Rebecca Steinitz, Columnist: “After seventeen years, two moves, one dissertation, five jobs (including one with tenure), two children, seven research trips, and countless essays, reviews, articles, and columns, my book, Time, Space, and Gender in the Nineteenth-Century British Diary will be published by Palgrave Macmillan in October 2011. The book is based initially on my dissertation, augmented by those research trips, and excerpted into a few of those articles from the past. I’m frantically revising, formatting, and trawling archives for photographs, and am happy to report that the final stages of writing a book are more satisfying than I had ever imagined.”
Karna Converse, Blog Editor: “An essay I wrote with my daughter, ‘Doin’ the Macarena with My Dad,’ appears in the February/March issue of Our Iowa. It explores the daddy-daughter bond in terms of our community’s annual Father-Daughter Dance. We originally wrote the essay as a Father’s Day card, complete with photos of each dance they’ve attended. You can read the essay on my blog, and if you have Google Docs, you can view a pdf of the two-page spread.”

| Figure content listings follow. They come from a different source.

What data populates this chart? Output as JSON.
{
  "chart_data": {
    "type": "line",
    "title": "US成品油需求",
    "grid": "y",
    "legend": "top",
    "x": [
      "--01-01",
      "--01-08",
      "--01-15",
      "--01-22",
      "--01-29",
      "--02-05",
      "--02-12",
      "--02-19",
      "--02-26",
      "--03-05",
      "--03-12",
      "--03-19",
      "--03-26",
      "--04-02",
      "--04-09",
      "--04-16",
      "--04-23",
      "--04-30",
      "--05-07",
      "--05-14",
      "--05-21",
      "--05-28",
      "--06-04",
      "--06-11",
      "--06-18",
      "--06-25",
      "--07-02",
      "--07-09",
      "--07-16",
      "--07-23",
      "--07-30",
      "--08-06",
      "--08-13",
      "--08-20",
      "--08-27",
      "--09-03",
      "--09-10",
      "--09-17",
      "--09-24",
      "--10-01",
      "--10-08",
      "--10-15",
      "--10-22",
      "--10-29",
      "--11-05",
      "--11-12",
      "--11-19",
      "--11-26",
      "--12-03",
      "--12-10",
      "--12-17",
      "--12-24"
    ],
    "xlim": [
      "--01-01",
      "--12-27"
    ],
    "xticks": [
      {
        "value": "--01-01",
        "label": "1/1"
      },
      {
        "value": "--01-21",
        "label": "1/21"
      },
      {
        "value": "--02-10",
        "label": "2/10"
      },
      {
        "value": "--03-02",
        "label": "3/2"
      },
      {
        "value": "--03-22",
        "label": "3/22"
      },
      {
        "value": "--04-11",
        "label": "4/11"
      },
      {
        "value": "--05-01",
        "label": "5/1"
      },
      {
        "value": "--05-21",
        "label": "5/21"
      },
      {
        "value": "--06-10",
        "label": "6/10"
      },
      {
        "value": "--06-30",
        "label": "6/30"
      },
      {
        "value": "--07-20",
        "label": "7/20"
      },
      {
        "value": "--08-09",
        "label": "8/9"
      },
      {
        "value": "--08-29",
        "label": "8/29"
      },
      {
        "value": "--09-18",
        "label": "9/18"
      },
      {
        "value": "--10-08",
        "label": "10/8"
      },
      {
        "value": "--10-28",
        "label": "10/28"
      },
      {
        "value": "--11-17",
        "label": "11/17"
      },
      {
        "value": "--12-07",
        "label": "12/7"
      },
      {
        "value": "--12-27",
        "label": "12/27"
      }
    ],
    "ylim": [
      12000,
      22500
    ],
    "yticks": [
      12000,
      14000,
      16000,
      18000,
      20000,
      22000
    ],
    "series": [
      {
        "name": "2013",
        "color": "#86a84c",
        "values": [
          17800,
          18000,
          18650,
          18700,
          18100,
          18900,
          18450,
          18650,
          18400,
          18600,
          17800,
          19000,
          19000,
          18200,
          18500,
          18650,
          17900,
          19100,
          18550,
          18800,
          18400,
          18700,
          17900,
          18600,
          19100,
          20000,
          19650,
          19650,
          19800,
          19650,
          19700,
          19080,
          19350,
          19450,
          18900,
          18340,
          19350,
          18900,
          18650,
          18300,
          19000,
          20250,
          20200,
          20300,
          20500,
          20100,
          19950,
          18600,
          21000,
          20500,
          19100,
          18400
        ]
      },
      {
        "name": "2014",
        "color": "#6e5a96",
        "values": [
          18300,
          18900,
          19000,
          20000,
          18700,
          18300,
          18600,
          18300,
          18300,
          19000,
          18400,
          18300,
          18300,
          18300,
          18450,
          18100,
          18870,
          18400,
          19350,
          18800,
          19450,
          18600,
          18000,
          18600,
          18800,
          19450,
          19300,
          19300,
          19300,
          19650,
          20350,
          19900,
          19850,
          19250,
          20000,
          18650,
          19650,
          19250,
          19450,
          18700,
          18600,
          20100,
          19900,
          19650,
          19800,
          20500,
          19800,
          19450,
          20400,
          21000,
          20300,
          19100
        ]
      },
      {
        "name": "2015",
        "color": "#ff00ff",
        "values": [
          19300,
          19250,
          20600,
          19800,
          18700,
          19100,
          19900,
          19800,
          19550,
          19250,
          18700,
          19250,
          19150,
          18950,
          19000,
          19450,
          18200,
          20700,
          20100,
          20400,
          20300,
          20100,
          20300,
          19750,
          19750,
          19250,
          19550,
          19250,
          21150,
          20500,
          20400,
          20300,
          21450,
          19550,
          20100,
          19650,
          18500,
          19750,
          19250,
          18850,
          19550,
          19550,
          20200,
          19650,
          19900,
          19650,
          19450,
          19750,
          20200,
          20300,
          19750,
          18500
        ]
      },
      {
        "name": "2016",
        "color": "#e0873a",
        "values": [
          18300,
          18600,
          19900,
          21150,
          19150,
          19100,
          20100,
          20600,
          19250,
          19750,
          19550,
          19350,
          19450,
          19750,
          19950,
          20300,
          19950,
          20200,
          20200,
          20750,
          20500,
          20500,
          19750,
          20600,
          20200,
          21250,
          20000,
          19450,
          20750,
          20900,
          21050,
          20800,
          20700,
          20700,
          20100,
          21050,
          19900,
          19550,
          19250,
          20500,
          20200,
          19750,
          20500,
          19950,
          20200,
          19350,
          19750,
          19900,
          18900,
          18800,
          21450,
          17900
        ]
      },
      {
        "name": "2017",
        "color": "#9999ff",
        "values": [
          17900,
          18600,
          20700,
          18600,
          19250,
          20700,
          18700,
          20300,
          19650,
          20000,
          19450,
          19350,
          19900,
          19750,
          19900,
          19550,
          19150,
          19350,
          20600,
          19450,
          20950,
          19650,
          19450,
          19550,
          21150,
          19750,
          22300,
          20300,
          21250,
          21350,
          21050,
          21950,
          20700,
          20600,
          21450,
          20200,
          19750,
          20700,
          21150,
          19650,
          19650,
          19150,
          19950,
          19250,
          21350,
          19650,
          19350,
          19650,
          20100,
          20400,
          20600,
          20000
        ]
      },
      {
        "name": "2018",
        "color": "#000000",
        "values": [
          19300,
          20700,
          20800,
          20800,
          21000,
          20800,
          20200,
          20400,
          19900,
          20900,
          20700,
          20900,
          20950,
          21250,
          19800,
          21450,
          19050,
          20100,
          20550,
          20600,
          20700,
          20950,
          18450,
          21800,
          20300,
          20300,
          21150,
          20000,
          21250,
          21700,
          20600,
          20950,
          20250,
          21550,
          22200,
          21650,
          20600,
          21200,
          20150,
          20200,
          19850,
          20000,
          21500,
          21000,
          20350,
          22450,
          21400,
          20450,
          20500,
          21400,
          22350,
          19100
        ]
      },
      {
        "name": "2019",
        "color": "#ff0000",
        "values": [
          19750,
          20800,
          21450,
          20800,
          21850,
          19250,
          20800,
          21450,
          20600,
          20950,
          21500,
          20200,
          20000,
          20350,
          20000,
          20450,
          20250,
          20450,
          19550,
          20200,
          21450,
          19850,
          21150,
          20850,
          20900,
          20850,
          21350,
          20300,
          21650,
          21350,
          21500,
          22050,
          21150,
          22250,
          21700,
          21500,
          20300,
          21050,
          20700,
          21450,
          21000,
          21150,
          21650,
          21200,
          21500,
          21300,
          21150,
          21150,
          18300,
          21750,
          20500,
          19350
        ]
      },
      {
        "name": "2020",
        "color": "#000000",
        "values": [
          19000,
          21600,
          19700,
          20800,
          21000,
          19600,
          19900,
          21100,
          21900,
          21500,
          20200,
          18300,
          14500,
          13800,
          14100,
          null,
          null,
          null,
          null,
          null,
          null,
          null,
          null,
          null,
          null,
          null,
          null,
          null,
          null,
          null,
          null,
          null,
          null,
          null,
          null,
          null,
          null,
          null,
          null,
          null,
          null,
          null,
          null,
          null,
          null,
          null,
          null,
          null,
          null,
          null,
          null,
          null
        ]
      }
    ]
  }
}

Christina Marie Speed, Literary Reflections Editor: “I’m excited about my new position as an intern with Upstart Crow Literary here in Brooklyn! Over the past few months, I have applied for various editorial internships in the larger publishing houses, but have found most only hire college students as interns. I, sadly, do not fit that category, even though I feel my writing career is that young. With each rejection, I polished my resume and cover letter further. I pursued another editing class. I continued to read and write and submit. The Upstart Crow posting did not list ‘recent or current college grad’ as one of its qualifications; it simply listed the skills desired in the intern. I followed my instincts and went for it.”
2 replies on “Kudos”
What a talented group of ladies! Congratulations!
Congratulations to all of you! I especially liked hearing the story behind each accomplishment! The only thing better would be to have a bottle of bubbly for toasting! I’m pleased and proud to be in your company.